Joining OnTheMarket is a no brainer. This is not about personal interest. This is about the future, protecting all estate agents’ interests. What is everyone waiting for?
Stamp Duty needs a complete overhaul
Calls for Stamp Duty reform are gathering momentum – hopefully in time for a change in the Chancellor’s Autumn Statement. But it needs all estate agents to start lobbying their local MPs to gather a groundswell of support for a complete overhaul of the system.
I’ve been lobbying for 100% mortgages for first-time buyers with the scrapping of Stamp Duty on their first property, so they’re not caught out paying more in rent than they could have been in paying a mortgage.
The Government may feel that Help to Buy or ISAs for first-time buyers are the right way forward, but it’s not enough. It’s socially unjust that Millennials are being penalised, particularly in London and the south-east, because they can’t afford to get on the housing ladder.

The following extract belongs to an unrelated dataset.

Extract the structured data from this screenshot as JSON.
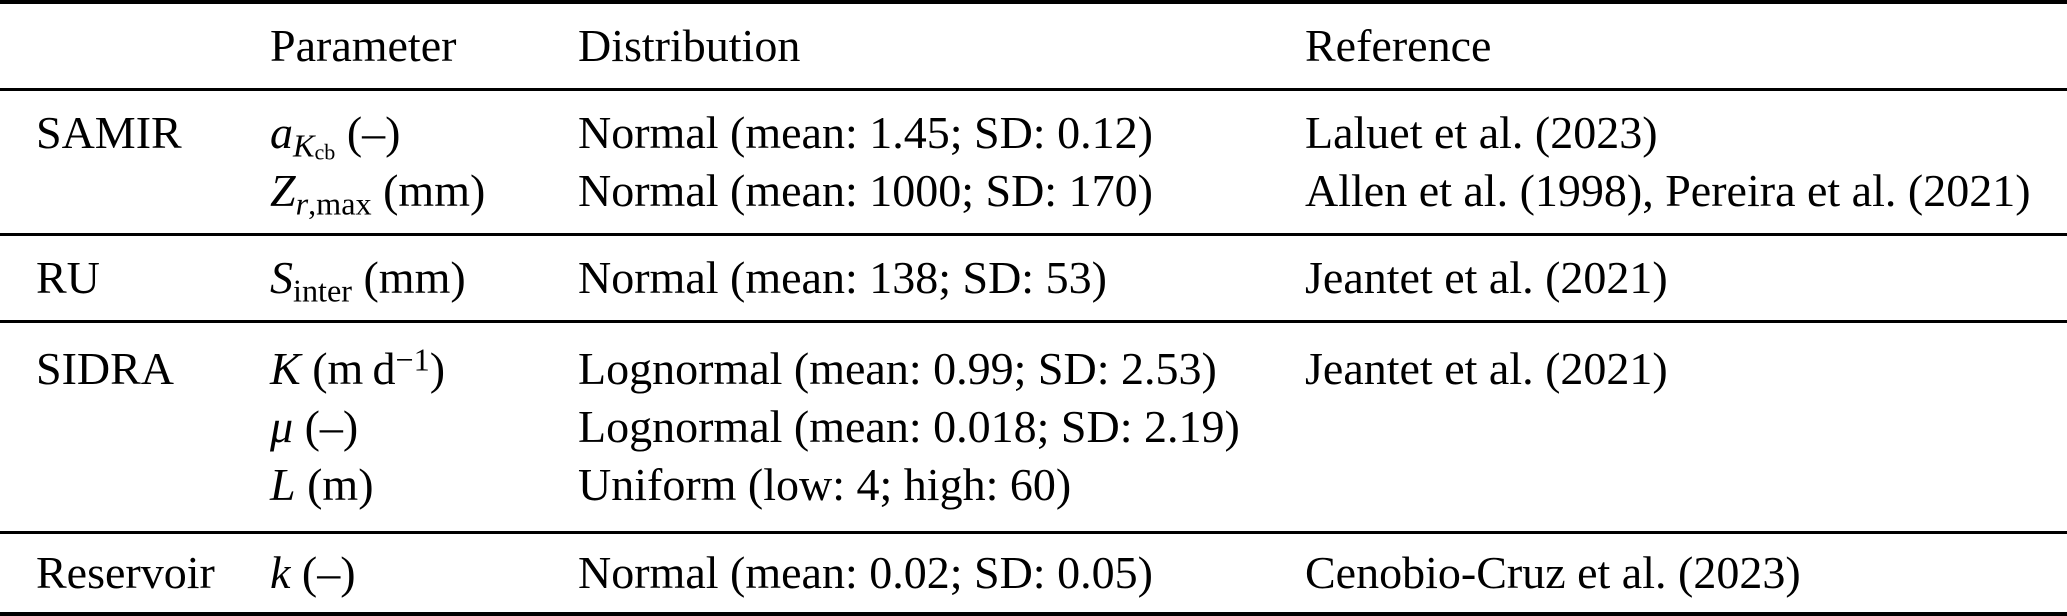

Since when has the Englishman’s rented home been his castle?
We can’t get rid of Stamp Duty completely for everyone as that would unleash higher taxes elsewhere, but we certainly need to give those starting out a helping hand.
It also needs to go further than that, higher up the chain to those who want to downsize but are put off by the cost. How else will families move into bigger houses if an ageing population has no desire to move?
People bringing up a family shouldn’t have the door slammed in their face because of Stamp Duty.